Acute vertigo (AV) is often a challenging condition. Because of its multiple causes, patients are frequently observed by neurologists and physicians from other areas of specialites, particularly Ear, Nose, and Throat (ENT). We aimed to assess the diagnostic accuracy of AV in patients observed by Neurology and other medical specialties.
Materials and Methods:
Retrospective cross-sectional study with the selection of all patients with AV observed by Neurology at the Emergency Department (ED) of a tertiary center in 2019, regarding demographic data, imaging studies, diagnosis by Neurology and ENT at the ED, and diagnosis after ED discharge by different medical specialties.

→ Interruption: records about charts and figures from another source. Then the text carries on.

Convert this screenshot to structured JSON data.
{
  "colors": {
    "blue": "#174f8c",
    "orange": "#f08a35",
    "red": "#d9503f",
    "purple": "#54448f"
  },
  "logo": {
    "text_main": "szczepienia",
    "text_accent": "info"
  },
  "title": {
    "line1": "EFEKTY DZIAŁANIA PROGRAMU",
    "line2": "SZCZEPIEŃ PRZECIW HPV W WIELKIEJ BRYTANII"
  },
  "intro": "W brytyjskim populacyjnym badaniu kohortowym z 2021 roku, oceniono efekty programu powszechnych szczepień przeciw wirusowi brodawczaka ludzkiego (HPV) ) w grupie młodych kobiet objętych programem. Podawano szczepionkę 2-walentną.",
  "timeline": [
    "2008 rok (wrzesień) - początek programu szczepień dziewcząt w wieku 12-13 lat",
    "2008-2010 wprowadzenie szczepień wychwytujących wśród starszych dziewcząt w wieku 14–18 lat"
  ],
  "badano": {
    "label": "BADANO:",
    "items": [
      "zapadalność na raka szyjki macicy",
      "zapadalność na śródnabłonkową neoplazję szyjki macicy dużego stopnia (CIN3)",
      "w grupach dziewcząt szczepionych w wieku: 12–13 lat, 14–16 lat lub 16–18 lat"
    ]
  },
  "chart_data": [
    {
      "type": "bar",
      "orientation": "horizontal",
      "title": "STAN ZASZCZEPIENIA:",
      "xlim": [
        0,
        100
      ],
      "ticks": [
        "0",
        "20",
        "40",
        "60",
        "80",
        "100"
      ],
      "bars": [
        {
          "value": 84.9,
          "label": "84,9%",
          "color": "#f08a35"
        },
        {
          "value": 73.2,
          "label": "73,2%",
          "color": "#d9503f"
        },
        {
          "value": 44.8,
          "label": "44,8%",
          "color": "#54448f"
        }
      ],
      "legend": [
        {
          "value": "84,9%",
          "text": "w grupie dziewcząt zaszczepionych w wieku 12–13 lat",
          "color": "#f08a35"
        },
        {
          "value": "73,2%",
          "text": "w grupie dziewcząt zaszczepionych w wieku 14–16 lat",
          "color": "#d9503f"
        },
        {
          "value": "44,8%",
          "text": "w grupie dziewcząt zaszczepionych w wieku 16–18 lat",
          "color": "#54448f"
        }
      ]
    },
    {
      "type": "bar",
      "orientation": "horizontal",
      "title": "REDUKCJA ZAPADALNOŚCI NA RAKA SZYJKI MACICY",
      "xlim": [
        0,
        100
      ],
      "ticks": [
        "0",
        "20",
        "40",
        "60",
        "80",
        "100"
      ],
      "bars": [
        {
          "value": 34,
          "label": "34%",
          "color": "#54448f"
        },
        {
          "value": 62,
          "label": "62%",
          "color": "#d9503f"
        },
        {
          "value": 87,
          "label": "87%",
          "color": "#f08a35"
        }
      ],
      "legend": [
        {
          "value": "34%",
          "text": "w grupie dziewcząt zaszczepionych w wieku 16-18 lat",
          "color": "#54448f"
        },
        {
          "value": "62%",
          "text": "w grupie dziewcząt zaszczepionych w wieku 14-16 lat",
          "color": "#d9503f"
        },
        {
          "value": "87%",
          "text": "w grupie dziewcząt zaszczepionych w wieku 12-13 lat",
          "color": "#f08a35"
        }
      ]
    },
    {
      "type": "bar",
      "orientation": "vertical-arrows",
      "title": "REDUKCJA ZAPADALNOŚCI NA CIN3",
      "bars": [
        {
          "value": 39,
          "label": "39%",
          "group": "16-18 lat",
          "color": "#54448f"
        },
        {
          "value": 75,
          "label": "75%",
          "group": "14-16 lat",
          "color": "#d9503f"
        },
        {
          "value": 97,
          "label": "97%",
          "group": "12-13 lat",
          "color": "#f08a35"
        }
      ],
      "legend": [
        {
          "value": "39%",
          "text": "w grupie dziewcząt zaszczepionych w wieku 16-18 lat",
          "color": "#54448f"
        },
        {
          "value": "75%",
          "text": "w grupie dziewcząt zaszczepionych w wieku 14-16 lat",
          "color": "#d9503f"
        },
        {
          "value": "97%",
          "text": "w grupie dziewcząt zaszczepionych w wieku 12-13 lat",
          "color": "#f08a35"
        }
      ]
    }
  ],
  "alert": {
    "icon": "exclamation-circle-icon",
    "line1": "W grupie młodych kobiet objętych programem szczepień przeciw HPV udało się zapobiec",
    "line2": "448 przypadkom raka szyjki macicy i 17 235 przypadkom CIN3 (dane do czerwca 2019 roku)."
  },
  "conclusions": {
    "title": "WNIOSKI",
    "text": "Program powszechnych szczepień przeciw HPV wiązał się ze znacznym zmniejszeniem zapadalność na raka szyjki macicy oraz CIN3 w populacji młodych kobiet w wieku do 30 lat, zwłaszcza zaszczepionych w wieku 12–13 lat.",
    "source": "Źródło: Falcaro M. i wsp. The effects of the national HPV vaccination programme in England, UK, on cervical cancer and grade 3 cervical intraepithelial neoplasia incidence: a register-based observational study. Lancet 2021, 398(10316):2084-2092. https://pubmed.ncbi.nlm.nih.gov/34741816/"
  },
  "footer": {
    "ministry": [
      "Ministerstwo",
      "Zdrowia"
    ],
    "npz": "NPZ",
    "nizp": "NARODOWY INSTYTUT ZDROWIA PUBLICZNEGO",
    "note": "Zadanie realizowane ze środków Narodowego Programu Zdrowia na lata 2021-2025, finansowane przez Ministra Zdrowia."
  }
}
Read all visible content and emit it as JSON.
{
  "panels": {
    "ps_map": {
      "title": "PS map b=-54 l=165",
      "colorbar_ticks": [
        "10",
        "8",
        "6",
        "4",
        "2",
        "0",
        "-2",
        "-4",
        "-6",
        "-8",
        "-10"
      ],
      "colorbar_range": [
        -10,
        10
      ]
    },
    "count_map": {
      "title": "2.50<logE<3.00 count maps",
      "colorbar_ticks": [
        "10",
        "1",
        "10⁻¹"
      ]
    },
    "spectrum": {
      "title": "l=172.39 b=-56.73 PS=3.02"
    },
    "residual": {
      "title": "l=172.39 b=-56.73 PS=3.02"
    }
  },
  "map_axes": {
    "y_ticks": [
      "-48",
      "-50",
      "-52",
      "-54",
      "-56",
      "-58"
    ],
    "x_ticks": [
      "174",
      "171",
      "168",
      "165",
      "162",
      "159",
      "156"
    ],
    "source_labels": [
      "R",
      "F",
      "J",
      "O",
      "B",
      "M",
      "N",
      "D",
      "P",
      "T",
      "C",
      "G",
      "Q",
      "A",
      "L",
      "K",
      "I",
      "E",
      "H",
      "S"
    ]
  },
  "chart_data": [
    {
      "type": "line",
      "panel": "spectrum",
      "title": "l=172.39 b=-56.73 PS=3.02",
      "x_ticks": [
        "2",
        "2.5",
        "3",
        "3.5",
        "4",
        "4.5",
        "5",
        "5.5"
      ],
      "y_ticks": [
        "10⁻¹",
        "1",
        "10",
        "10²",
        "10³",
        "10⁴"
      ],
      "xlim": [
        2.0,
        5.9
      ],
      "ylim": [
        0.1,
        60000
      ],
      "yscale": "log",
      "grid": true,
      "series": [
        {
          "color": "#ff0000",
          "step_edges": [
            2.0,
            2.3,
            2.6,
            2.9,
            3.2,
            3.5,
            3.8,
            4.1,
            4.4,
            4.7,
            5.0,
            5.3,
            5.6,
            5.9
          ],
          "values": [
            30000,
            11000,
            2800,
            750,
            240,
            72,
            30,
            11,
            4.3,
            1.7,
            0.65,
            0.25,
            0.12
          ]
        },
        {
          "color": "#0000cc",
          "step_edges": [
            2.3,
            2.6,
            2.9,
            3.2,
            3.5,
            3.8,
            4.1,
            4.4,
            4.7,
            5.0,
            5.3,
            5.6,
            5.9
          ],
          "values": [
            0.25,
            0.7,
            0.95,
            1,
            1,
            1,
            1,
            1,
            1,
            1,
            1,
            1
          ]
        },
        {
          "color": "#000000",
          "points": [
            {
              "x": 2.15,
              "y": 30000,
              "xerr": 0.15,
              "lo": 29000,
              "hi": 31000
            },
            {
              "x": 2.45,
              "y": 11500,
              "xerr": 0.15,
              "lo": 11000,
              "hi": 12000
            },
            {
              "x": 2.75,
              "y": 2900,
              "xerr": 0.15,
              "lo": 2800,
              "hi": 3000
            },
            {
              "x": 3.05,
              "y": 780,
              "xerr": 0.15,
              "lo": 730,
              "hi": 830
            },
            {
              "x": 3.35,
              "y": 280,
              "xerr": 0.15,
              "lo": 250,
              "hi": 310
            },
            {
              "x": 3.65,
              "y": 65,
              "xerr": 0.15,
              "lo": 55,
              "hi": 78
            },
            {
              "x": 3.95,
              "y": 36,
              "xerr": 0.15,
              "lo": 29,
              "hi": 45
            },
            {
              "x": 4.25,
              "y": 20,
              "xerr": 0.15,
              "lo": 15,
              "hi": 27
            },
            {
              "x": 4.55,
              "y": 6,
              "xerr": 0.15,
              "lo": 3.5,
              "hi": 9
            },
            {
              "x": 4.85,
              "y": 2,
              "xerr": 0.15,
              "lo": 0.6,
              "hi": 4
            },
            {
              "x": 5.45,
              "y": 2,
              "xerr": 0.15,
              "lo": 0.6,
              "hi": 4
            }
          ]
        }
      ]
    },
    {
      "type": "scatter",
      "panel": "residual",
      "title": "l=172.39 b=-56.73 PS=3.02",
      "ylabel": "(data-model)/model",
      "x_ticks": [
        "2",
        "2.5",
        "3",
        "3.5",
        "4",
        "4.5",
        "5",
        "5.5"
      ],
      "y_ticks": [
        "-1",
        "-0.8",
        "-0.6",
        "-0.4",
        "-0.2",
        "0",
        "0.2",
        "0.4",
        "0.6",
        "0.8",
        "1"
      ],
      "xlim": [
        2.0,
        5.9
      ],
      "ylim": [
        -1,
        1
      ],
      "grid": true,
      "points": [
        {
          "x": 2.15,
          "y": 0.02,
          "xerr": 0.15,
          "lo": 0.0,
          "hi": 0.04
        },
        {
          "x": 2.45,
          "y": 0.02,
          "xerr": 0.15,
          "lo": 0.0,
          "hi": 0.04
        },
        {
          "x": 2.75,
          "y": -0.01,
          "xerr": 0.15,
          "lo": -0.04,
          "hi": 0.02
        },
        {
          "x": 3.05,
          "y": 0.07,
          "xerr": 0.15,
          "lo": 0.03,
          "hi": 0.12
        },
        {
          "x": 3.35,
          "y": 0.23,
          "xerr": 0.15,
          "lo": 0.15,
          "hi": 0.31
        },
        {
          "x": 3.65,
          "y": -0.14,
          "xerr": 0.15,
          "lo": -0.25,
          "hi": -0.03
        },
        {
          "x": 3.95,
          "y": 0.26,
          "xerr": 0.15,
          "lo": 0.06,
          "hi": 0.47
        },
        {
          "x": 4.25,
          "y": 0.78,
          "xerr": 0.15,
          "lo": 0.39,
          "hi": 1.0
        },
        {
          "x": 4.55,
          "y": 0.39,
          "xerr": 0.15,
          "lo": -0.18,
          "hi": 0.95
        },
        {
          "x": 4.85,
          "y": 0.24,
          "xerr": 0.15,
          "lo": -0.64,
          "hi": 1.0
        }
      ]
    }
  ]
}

In all, 54 patients were selected, 28 (52%) of them were women. The mean age was 59.96±14.88 years; 48% had a history of AV and 89% underwent imaging studies (computed tomography scan and/or magnetic resonance imaging scan). The most frequent diagnosis established by Neurology was benign paroxysmal positional vertigo, followed by vestibular neuronitis; 28 patients were also observed by ENT with an overall concordance rate of diagnosis of 39%. After ED discharge, most patients were observed at the Balance Disorders Outpatient Clinic. Diagnosis by Neurology at the ED was not significantly different from observation by other medical specialties after ED discharge regarding the distinction between peripheral and central causes of AV (κ=0.840, 95% confidence interval: 0.740 to 0.941, P<0.005).
Neurologists can effectively differentiate central and peripheral causes of AV at the ED. Patients with AV should be primarily evaluated by Neurology at the ED, avoiding redundant observations and allowing faster patient management.